Supersymmetry and trace formulas I. Compact Lie groups

TL;DR

This paper introduces a novel supersymmetric localization principle applicable to trace formulas in quantum mechanics, enabling the computation of supertraces of non-supersymmetric observables through fermionic zero modes.

Contribution

It develops a new localization method based on fermionic zero modes, extending standard techniques to include non-supersymmetric observables and higher derivative deformations.

Findings

Path integral localizes to periodic orbits, not just constant ones.

Derived bosonic trace formulas on compact Lie groups.

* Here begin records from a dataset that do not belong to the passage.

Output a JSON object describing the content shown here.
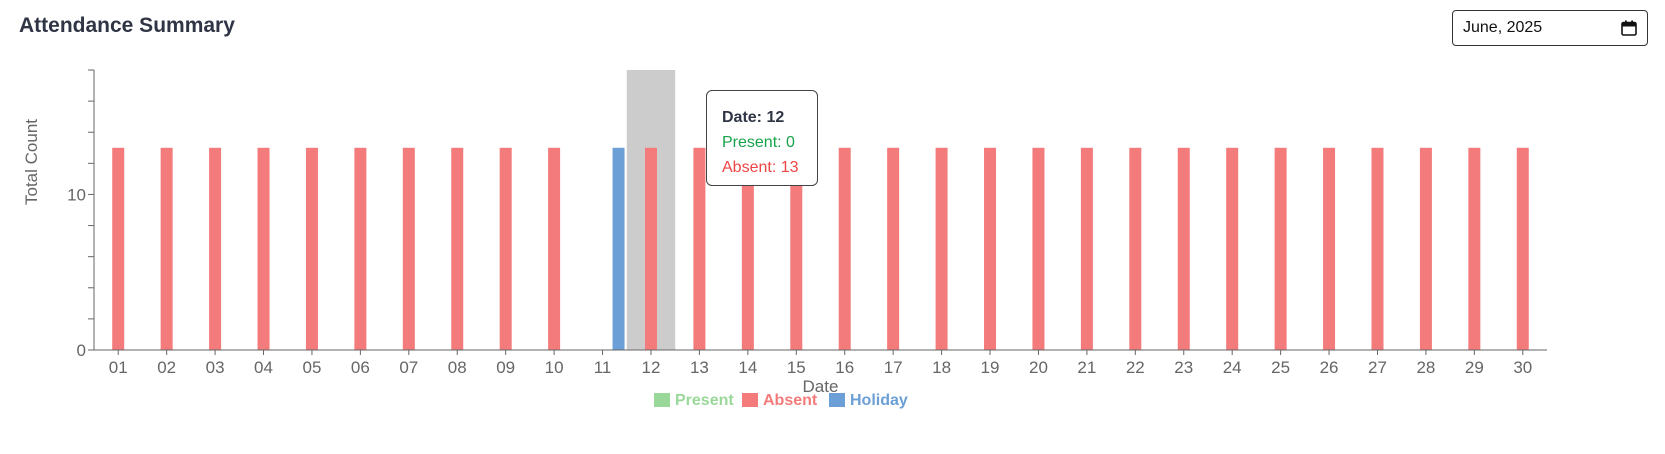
{
  "header": {
    "title": "Attendance Summary"
  },
  "month_picker": {
    "value": "June, 2025",
    "icon": "calendar-icon"
  },
  "tooltip": {
    "date_label": "Date: 12",
    "present_label": "Present: 0",
    "absent_label": "Absent: 13"
  },
  "colors": {
    "present": "#9ad89a",
    "absent": "#f47b7b",
    "holiday": "#6b9fd6",
    "cursor": "#cccccc"
  },
  "chart_data": {
    "type": "bar",
    "xlabel": "Date",
    "ylabel": "Total Count",
    "ylim": [
      0,
      18
    ],
    "yticks": [
      0,
      10
    ],
    "grid": false,
    "legend_position": "bottom",
    "highlighted_category": "12",
    "categories": [
      "01",
      "02",
      "03",
      "04",
      "05",
      "06",
      "07",
      "08",
      "09",
      "10",
      "11",
      "12",
      "13",
      "14",
      "15",
      "16",
      "17",
      "18",
      "19",
      "20",
      "21",
      "22",
      "23",
      "24",
      "25",
      "26",
      "27",
      "28",
      "29",
      "30"
    ],
    "series": [
      {
        "name": "Present",
        "values": [
          0,
          0,
          0,
          0,
          0,
          0,
          0,
          0,
          0,
          0,
          0,
          0,
          0,
          0,
          0,
          0,
          0,
          0,
          0,
          0,
          0,
          0,
          0,
          0,
          0,
          0,
          0,
          0,
          0,
          0
        ]
      },
      {
        "name": "Absent",
        "values": [
          13,
          13,
          13,
          13,
          13,
          13,
          13,
          13,
          13,
          13,
          0,
          13,
          13,
          13,
          13,
          13,
          13,
          13,
          13,
          13,
          13,
          13,
          13,
          13,
          13,
          13,
          13,
          13,
          13,
          13
        ]
      },
      {
        "name": "Holiday",
        "values": [
          0,
          0,
          0,
          0,
          0,
          0,
          0,
          0,
          0,
          0,
          13,
          0,
          0,
          0,
          0,
          0,
          0,
          0,
          0,
          0,
          0,
          0,
          0,
          0,
          0,
          0,
          0,
          0,
          0,
          0
        ]
      }
    ]
  }
}
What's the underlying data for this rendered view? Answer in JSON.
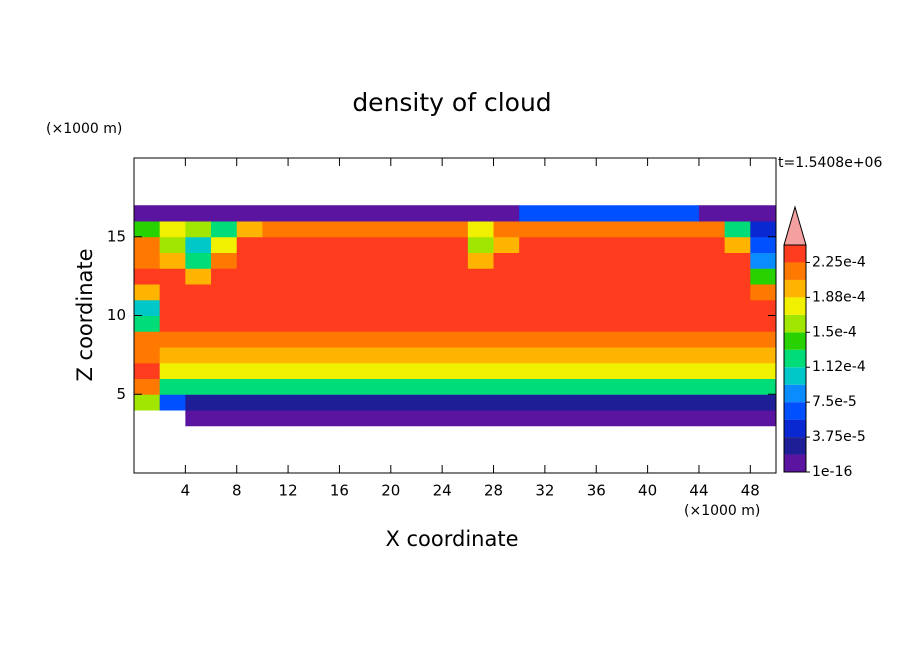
{
  "chart_data": {
    "type": "contour",
    "title": "density of cloud",
    "xlabel": "X coordinate",
    "ylabel": "Z coordinate",
    "x_unit": "(×1000 m)",
    "y_unit": "(×1000 m)",
    "annotation": "t=1.5408e+06",
    "xlim": [
      0,
      50
    ],
    "ylim": [
      0,
      20
    ],
    "xticks": [
      4,
      8,
      12,
      16,
      20,
      24,
      28,
      32,
      36,
      40,
      44,
      48
    ],
    "yticks": [
      5,
      10,
      15
    ],
    "x_edges": [
      0,
      2,
      4,
      6,
      8,
      10,
      12,
      14,
      16,
      18,
      20,
      22,
      24,
      26,
      28,
      30,
      32,
      34,
      36,
      38,
      40,
      42,
      44,
      46,
      48,
      50
    ],
    "y_edges": [
      3,
      4,
      5,
      6,
      7,
      8,
      9,
      10,
      11,
      12,
      13,
      14,
      15,
      16,
      17
    ],
    "z": [
      [
        0,
        0,
        5e-06,
        5e-06,
        5e-06,
        5e-06,
        5e-06,
        5e-06,
        5e-06,
        5e-06,
        5e-06,
        5e-06,
        5e-06,
        5e-06,
        5e-06,
        5e-06,
        5e-06,
        5e-06,
        5e-06,
        5e-06,
        5e-06,
        5e-06,
        5e-06,
        5e-06,
        5e-06
      ],
      [
        0.00015,
        6e-05,
        3e-05,
        3e-05,
        3e-05,
        3e-05,
        3e-05,
        3e-05,
        3e-05,
        3e-05,
        3e-05,
        3e-05,
        3e-05,
        3e-05,
        3e-05,
        3e-05,
        3e-05,
        3e-05,
        3e-05,
        3e-05,
        3e-05,
        3e-05,
        3e-05,
        3e-05,
        3e-05
      ],
      [
        0.00022,
        0.00013,
        0.00013,
        0.00013,
        0.00013,
        0.00013,
        0.00013,
        0.00013,
        0.00013,
        0.00013,
        0.00013,
        0.00013,
        0.00013,
        0.00013,
        0.00013,
        0.00013,
        0.00013,
        0.00013,
        0.00013,
        0.00013,
        0.00013,
        0.00013,
        0.00013,
        0.00013,
        0.00013
      ],
      [
        0.00023,
        0.000175,
        0.000175,
        0.000175,
        0.000175,
        0.000175,
        0.000175,
        0.000175,
        0.000175,
        0.000175,
        0.000175,
        0.000175,
        0.000175,
        0.000175,
        0.000175,
        0.000175,
        0.000175,
        0.000175,
        0.000175,
        0.000175,
        0.000175,
        0.000175,
        0.000175,
        0.000175,
        0.000175
      ],
      [
        0.00022,
        0.000195,
        0.000195,
        0.000195,
        0.000195,
        0.000195,
        0.000195,
        0.000195,
        0.000195,
        0.000195,
        0.000195,
        0.000195,
        0.000195,
        0.000195,
        0.000195,
        0.000195,
        0.000195,
        0.000195,
        0.000195,
        0.000195,
        0.000195,
        0.000195,
        0.000195,
        0.000195,
        0.000195
      ],
      [
        0.000215,
        0.000215,
        0.000215,
        0.000215,
        0.000215,
        0.000215,
        0.000215,
        0.000215,
        0.000215,
        0.000215,
        0.000215,
        0.000215,
        0.000215,
        0.000215,
        0.000215,
        0.000215,
        0.000215,
        0.000215,
        0.000215,
        0.000215,
        0.000215,
        0.000215,
        0.000215,
        0.000215,
        0.000215
      ],
      [
        0.00012,
        0.00023,
        0.00023,
        0.00023,
        0.00023,
        0.00023,
        0.00023,
        0.00023,
        0.00023,
        0.00023,
        0.00023,
        0.00023,
        0.00023,
        0.00023,
        0.00023,
        0.00023,
        0.00023,
        0.00023,
        0.00023,
        0.00023,
        0.00023,
        0.00023,
        0.00023,
        0.00023,
        0.00023
      ],
      [
        0.00011,
        0.000233,
        0.000233,
        0.000233,
        0.000233,
        0.000233,
        0.000233,
        0.000233,
        0.000233,
        0.000233,
        0.000233,
        0.000233,
        0.000233,
        0.000233,
        0.000233,
        0.000233,
        0.000233,
        0.000233,
        0.000233,
        0.000233,
        0.000233,
        0.000233,
        0.000233,
        0.000233,
        0.000233
      ],
      [
        0.0002,
        0.000235,
        0.000235,
        0.000235,
        0.000235,
        0.000235,
        0.000235,
        0.000235,
        0.000235,
        0.000235,
        0.000235,
        0.000235,
        0.000235,
        0.000235,
        0.000235,
        0.000235,
        0.000235,
        0.000235,
        0.000235,
        0.000235,
        0.000235,
        0.000235,
        0.000235,
        0.000235,
        0.00021
      ],
      [
        0.000235,
        0.000235,
        0.0002,
        0.000235,
        0.000235,
        0.000235,
        0.000235,
        0.000235,
        0.000235,
        0.000235,
        0.000235,
        0.000235,
        0.000235,
        0.000235,
        0.000235,
        0.000235,
        0.000235,
        0.000235,
        0.000235,
        0.000235,
        0.000235,
        0.000235,
        0.000235,
        0.000235,
        0.00014
      ],
      [
        0.00022,
        0.00019,
        0.00012,
        0.00021,
        0.000235,
        0.000235,
        0.000235,
        0.000235,
        0.000235,
        0.000235,
        0.000235,
        0.000235,
        0.000235,
        0.00019,
        0.000235,
        0.000235,
        0.000235,
        0.000235,
        0.000235,
        0.000235,
        0.000235,
        0.000235,
        0.000235,
        0.000235,
        8e-05
      ],
      [
        0.00021,
        0.00016,
        0.0001,
        0.00017,
        0.00023,
        0.00023,
        0.00023,
        0.00023,
        0.00023,
        0.00023,
        0.00023,
        0.00023,
        0.00023,
        0.00015,
        0.0002,
        0.00023,
        0.00023,
        0.00023,
        0.00023,
        0.00023,
        0.00023,
        0.00023,
        0.00023,
        0.00019,
        6e-05
      ],
      [
        0.00014,
        0.00018,
        0.00016,
        0.00012,
        0.00019,
        0.00021,
        0.00021,
        0.00021,
        0.00021,
        0.00021,
        0.00021,
        0.00021,
        0.00021,
        0.00017,
        0.00021,
        0.00021,
        0.00021,
        0.00021,
        0.00021,
        0.00021,
        0.00021,
        0.00021,
        0.00021,
        0.00013,
        4e-05
      ],
      [
        1e-05,
        1e-05,
        1e-05,
        1e-05,
        1e-05,
        1e-05,
        1e-05,
        1e-05,
        1e-05,
        1e-05,
        1e-05,
        1e-05,
        1e-05,
        1e-05,
        1e-05,
        6e-05,
        6e-05,
        6e-05,
        6e-05,
        6e-05,
        6e-05,
        6e-05,
        1e-05,
        1e-05,
        1e-05
      ]
    ],
    "levels": [
      1e-16,
      1.875e-05,
      3.75e-05,
      5.625e-05,
      7.5e-05,
      9.375e-05,
      0.0001125,
      0.00013125,
      0.00015,
      0.00016875,
      0.0001875,
      0.00020625,
      0.000225,
      0.00024375
    ],
    "colors": [
      "#5a14a0",
      "#1e1e96",
      "#0a28d2",
      "#0050ff",
      "#0a8cff",
      "#00c8c8",
      "#00dc78",
      "#28d200",
      "#a0e600",
      "#f0f000",
      "#ffb400",
      "#ff7800",
      "#ff3c1e"
    ],
    "over_color": "#f4a0a0",
    "colorbar_ticks": [
      {
        "value": 1e-16,
        "label": "1e-16"
      },
      {
        "value": 3.75e-05,
        "label": "3.75e-5"
      },
      {
        "value": 7.5e-05,
        "label": "7.5e-5"
      },
      {
        "value": 0.0001125,
        "label": "1.12e-4"
      },
      {
        "value": 0.00015,
        "label": "1.5e-4"
      },
      {
        "value": 0.0001875,
        "label": "1.88e-4"
      },
      {
        "value": 0.000225,
        "label": "2.25e-4"
      }
    ]
  }
}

Included classical Jacobi inversion formula as an example.

Abstract

In the context of supersymmetric quantum mechanics we formulate new supersymmetric localization principle, with application to trace formulas for a full thermal partition function. Unlike the standard localization principle, this new principle allows to compute the supertrace of non-supersymmetric observables, and is based on the existence of fermionic zero modes. We describe corresponding new invariant supersymmetric deformations of the path integral; they differ from the standard deformations arising from the circle action and require higher derivatives terms. Consequently, we prove that the path integral localizes to periodic orbits and not not only on constant ones. We illustrate the principle by deriving bosonic trace formulas on compact Lie groups, including classical Jacobi inversion formula.